The pandemic took a toll on the wholesale business as restaurants, corporate accounts and private label buyers closed down or cut back. But with the worst days in the rearview mirror, the business is moving steadily forward once again.

And Anselmo is not losing any sleep about the arrival of Starbucks.

“Before we opened up, we went to some coffee seminars and one of the things the experts told us was, ‘If you can open up next door to a Starbucks, do it.’ The reason was because even their overflow will help you – and more importantly, you’ll have a better product and people will be drawn to that.”

Just steps away from the new Starbucks, Fair Mountain Coffee Roasters owner Steve Almonte is hard at work mapping the progress of his latest batch of organic Fair Trade coffee in his aromatic emporium on West Garfield Avenue.

A former process engineer for the cosmetics industry, Almonte bought the business from its former owners, Greg Lewis and Barbara DiBenedetto, last April.

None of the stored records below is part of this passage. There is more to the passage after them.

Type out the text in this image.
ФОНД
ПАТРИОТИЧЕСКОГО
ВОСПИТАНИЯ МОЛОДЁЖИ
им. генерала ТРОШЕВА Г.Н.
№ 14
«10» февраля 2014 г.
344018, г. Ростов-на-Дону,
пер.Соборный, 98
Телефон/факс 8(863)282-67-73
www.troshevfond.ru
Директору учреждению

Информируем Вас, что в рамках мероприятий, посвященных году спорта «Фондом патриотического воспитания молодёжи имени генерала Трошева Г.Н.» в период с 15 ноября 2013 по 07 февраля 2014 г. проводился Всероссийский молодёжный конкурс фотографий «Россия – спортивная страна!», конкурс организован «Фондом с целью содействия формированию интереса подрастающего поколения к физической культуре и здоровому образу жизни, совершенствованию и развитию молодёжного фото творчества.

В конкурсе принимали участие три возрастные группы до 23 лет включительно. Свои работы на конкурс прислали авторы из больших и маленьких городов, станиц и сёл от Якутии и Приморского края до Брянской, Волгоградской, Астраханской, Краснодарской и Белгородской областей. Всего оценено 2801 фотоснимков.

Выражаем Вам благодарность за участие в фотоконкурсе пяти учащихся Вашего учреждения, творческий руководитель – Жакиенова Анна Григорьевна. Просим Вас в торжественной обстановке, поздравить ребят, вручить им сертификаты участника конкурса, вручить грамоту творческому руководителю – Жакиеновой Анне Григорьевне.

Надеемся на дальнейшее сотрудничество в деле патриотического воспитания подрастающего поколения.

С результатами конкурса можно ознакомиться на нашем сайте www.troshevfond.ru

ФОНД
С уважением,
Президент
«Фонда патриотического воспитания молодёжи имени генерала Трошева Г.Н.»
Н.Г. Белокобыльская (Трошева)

Fair Mountain, which markets its coffee through the Whole Foods Network, approaches its work as both art and science in a series of steps that follow the beans from farms around the coffee-growing world to the ports of North Jersey, where Almonte picks up the U.S.D.A.-certified organic beans on pallets to be roasted in carefully curated batches in the West Garfield Avenue facility.

Almonte, who also sells individual bags of coffee to local customers, installed a small coffee bar at the front of his business where he serves espresso, macchiato and cappuccino in un-Starbucks-like sizes reminiscent of a traditional European café. He chuckles over the idea of “small, medium or large” cappuccino. Just as there is for a traditional espresso, “there is a very special measure for a cappuccino,” he said.

His customers want their coffee to taste like coffee – a natural product that, like wine, reflects the influence of sun and rain, soil, humidity and the intricate rituals of brewing. “The expectation here is very traditional,” Almonte said. “We don’t serve coffee with syrups. We don’t serve ‘coffee drinks.’ We’re catering more to a mature and refined palate.”

Pointing to the small sugar shaker on the coffee bar, Almonte notes that he has filled it only three times since April.

Because he sees what he is doing as very different, he is not concerned about doing business just steps away from the Starbucks drive-thru.

“If we were trying to compete with Starbucks, or their drinks, we would be competing with the king of those drinks,” he said.